Court Opinion

ID: 3306315
Source: CourtListenerOpinion
Date Created: 2016-07-05 17:21:04.228849+00
Date Added: 2024-06-11T12:33:19.178400
License: Public Domain

The liability of the defendants depends upon a construction of the Statute of Frauds, in relation to sales by auctioneers, in favor of the validity of whose sales it is enacted as follows: That the "auctioneer shall, at the time of sale, enter in a sale book a memorandum, specifying the nature and price of the property sold, the terms of the sale, the name of the purchaser, and the name of the person on whose account the sale is made,"c. The name of the person on whose account the sale was made was not written in the sale book until the evening of the day of sale, or during the next day. The memorandum then was not made at the time, and therefore the sale was not binding. This objection is not merely technical. The memoranda of auctioneers are the substitutes for contracts, reduced to writing, and signed by the parties. *Page 416 
The auctioneer is the agent of each party at [416] the time of the sale, and not afterwards. On the part of the defendants this contract was not executed until after the sale was closed. The auctioneer then had no authority to bind the defendants, by signing their name to the contract, or entering it in the sale book, which in effect is the same thing. The case of Hicks et al. v. Whitmore (12 Wendell, 548), cited by counsel, is precisely similar to this case, and settles the question, the statute of New York being the same. The Court held in that case, that a memorandum entered in the name of the person on whose account the sale was made, but one hour after the sale, would not bind the vendor. It is therefore unnecessary to examine the other points of the appellants, believing the sale to be void for the reason above stated.
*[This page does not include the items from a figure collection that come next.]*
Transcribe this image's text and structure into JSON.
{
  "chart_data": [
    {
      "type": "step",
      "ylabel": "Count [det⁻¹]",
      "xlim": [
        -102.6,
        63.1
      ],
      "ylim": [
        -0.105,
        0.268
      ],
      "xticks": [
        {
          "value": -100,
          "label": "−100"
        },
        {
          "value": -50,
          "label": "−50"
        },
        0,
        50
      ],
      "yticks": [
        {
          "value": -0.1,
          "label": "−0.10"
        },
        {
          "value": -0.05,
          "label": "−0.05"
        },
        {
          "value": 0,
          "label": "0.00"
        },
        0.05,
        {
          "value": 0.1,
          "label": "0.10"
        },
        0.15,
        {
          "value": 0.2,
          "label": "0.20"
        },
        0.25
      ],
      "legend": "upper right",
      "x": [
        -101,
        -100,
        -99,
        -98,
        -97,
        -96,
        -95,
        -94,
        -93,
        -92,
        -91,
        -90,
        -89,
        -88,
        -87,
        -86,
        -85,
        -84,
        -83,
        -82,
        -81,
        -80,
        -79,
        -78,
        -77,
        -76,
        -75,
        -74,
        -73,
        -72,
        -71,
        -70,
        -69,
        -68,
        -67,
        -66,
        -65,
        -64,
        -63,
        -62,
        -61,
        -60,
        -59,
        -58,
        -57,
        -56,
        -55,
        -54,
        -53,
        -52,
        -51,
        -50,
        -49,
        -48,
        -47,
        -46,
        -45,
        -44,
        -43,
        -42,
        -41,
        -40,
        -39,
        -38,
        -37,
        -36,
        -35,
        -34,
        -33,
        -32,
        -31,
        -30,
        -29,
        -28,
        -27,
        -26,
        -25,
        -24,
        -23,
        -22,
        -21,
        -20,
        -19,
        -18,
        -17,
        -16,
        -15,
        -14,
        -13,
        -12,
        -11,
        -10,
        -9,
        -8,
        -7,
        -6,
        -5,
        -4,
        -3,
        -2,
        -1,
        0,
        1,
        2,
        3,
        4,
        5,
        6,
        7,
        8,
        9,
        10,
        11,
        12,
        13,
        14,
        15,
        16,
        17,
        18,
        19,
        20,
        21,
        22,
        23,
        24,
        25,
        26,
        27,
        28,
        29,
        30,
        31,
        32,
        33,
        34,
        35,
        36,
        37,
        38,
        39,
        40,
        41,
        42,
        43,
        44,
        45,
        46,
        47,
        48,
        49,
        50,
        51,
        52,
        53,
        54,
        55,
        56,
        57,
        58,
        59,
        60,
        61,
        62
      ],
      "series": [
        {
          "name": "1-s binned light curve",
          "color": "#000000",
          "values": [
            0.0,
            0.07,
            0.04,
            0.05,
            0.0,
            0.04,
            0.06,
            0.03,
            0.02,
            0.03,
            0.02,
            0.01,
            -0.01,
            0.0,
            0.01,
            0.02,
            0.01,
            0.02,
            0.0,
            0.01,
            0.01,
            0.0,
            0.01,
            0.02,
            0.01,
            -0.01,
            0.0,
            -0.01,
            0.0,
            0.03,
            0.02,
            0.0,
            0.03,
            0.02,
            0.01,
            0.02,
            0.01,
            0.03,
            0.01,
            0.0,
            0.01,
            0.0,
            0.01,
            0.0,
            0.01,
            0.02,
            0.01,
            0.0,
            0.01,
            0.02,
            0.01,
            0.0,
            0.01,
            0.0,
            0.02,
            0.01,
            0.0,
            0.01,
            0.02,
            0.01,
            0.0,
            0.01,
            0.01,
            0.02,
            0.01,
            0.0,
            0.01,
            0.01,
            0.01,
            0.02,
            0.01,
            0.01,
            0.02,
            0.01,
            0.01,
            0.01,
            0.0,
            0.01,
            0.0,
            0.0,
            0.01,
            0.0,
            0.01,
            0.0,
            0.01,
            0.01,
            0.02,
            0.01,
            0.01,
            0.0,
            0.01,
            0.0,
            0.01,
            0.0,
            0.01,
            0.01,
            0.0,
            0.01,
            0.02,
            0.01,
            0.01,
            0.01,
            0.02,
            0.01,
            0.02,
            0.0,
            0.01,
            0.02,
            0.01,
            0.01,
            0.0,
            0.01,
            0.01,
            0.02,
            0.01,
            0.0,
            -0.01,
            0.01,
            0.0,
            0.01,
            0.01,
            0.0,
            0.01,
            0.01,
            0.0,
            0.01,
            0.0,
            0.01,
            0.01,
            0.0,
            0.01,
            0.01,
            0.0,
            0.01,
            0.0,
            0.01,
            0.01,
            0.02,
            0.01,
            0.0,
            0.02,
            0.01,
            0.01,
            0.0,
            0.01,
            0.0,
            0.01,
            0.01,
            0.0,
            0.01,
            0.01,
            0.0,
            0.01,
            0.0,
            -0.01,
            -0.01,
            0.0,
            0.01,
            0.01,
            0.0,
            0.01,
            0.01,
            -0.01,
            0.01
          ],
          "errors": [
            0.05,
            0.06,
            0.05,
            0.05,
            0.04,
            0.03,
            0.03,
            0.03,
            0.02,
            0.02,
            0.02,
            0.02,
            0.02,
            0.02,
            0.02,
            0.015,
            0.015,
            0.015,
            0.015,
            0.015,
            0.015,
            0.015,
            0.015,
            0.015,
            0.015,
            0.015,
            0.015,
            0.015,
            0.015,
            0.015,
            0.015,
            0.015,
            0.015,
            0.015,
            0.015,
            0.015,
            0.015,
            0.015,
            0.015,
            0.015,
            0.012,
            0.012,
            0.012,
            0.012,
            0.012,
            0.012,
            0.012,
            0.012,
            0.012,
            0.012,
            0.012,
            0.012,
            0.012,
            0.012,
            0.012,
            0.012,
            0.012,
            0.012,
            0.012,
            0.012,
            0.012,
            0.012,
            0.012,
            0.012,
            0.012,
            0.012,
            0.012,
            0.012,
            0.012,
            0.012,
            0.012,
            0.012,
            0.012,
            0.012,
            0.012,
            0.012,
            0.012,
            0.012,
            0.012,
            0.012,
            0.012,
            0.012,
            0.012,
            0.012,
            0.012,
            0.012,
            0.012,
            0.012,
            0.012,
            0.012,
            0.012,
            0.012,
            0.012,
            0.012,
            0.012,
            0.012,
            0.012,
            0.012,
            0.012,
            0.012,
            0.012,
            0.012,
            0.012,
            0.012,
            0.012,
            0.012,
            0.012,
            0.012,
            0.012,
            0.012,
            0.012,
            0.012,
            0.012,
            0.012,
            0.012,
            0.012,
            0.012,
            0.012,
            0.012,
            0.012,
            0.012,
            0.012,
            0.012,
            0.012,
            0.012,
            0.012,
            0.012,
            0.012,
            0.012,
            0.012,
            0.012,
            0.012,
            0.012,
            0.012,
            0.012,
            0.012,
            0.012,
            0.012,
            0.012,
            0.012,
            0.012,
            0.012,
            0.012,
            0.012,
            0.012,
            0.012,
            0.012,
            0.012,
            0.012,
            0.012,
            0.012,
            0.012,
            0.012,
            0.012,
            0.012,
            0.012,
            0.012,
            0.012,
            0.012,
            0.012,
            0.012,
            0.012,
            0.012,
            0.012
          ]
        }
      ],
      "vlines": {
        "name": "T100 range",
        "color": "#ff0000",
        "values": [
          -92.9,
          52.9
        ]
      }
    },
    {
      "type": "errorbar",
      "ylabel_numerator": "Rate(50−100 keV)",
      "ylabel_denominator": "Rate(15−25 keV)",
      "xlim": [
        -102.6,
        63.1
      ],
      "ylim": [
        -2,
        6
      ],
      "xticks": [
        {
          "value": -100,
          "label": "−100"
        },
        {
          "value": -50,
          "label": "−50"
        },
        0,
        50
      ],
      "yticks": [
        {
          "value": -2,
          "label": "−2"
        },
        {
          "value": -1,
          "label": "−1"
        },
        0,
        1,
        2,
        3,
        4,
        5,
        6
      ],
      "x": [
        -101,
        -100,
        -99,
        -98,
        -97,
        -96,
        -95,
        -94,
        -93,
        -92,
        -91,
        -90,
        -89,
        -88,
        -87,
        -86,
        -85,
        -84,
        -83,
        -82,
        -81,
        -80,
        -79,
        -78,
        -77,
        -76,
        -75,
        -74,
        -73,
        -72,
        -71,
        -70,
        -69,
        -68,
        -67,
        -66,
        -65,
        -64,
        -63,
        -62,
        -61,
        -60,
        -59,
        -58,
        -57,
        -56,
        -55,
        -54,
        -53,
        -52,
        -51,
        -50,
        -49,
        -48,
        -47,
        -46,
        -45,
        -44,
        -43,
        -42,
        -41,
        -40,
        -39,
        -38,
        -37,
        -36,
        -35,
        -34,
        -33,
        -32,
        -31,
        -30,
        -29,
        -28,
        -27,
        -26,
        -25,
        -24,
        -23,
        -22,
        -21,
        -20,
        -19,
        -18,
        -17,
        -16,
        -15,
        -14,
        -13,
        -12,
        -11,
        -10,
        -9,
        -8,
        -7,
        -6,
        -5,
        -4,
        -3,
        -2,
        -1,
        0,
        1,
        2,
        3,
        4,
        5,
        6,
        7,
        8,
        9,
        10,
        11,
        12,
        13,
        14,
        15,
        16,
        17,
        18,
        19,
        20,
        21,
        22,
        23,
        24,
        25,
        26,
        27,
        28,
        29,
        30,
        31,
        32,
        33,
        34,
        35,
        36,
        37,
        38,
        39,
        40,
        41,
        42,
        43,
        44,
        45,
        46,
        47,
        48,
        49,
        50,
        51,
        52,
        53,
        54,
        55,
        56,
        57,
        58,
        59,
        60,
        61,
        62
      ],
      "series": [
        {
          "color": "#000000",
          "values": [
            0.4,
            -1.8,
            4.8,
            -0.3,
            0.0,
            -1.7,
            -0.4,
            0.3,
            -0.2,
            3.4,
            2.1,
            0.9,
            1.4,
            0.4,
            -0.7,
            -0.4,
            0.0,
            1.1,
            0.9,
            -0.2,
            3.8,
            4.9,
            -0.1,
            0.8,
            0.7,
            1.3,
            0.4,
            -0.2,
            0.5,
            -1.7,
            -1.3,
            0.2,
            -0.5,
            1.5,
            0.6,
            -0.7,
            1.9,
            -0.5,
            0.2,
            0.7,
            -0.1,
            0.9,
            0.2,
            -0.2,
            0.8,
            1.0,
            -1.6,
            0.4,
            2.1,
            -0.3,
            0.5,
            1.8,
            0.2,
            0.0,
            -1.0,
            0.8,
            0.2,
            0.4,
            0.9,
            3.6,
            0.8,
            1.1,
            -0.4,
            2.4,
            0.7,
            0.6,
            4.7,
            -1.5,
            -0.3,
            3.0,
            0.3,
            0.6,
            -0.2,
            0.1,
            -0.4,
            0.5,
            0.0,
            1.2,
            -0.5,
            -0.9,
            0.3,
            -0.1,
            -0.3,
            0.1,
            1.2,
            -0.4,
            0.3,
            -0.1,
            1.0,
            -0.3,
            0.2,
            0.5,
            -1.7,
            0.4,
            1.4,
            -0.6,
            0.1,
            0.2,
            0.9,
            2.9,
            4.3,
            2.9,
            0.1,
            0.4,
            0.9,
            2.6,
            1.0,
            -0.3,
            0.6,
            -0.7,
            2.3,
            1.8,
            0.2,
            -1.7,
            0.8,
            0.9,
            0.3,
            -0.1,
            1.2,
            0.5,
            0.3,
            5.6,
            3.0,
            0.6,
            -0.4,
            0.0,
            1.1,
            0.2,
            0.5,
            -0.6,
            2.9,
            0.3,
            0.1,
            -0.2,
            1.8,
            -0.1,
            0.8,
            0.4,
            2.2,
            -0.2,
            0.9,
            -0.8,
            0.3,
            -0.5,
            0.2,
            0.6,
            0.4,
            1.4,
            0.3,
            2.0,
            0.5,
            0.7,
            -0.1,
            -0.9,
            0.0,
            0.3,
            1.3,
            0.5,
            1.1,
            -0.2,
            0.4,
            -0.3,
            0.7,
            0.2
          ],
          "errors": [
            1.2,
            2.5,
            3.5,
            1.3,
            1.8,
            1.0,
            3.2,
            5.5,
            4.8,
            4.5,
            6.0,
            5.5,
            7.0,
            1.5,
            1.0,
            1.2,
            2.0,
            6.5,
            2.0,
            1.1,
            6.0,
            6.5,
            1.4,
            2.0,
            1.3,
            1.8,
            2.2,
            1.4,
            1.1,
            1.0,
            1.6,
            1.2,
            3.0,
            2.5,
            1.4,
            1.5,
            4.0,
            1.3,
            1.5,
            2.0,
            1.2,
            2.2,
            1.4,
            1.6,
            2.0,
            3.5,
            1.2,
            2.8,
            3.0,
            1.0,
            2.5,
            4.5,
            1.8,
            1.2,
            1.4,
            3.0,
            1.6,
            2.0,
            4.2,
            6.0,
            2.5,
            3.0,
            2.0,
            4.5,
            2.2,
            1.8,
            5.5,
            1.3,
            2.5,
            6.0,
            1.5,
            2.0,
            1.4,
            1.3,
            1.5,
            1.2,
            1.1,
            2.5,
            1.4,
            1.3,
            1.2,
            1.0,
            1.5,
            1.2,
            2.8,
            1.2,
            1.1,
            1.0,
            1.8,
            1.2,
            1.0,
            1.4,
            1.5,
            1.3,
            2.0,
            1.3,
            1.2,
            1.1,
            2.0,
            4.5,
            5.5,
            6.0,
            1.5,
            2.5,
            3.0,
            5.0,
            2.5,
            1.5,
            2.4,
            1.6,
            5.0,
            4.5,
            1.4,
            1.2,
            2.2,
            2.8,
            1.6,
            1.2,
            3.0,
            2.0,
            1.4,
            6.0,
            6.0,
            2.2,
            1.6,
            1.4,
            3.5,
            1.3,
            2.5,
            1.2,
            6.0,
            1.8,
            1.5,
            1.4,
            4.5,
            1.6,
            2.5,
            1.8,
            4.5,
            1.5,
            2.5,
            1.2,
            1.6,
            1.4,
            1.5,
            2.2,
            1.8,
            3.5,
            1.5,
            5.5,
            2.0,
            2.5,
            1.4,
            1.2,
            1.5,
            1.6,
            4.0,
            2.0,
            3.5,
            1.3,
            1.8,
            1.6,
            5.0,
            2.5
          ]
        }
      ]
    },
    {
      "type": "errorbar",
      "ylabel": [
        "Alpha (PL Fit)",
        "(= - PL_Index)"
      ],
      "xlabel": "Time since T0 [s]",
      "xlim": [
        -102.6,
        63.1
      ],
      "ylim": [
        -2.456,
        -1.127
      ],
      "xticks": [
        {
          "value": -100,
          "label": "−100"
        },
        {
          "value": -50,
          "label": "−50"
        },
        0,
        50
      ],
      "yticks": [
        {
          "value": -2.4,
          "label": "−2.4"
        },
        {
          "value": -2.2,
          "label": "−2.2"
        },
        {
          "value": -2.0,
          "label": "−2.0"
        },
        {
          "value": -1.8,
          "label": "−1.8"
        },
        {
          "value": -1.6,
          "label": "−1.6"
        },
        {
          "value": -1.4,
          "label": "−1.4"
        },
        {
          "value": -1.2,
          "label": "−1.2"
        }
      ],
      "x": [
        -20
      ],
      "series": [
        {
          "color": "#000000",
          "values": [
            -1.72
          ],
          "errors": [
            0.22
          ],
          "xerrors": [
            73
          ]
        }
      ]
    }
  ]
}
Respondent contends, that inasmuch as a day is to be considered a point of time, therefore, if the memorandum was made during the day, it was made at the time of the sale. Most of the fiction about time, and the computation of time, is not now recognized as law, and especially by this Court, as in the case of The Peopleex rel. Campbell v. Clark (ante, p. 406), we held that a day is not to be considered a unit, to the prejudice of the rights of a party, and that an examination should be had of the very pointof time, when an act was done, as the approval of an Act of the Legislature by the Executive.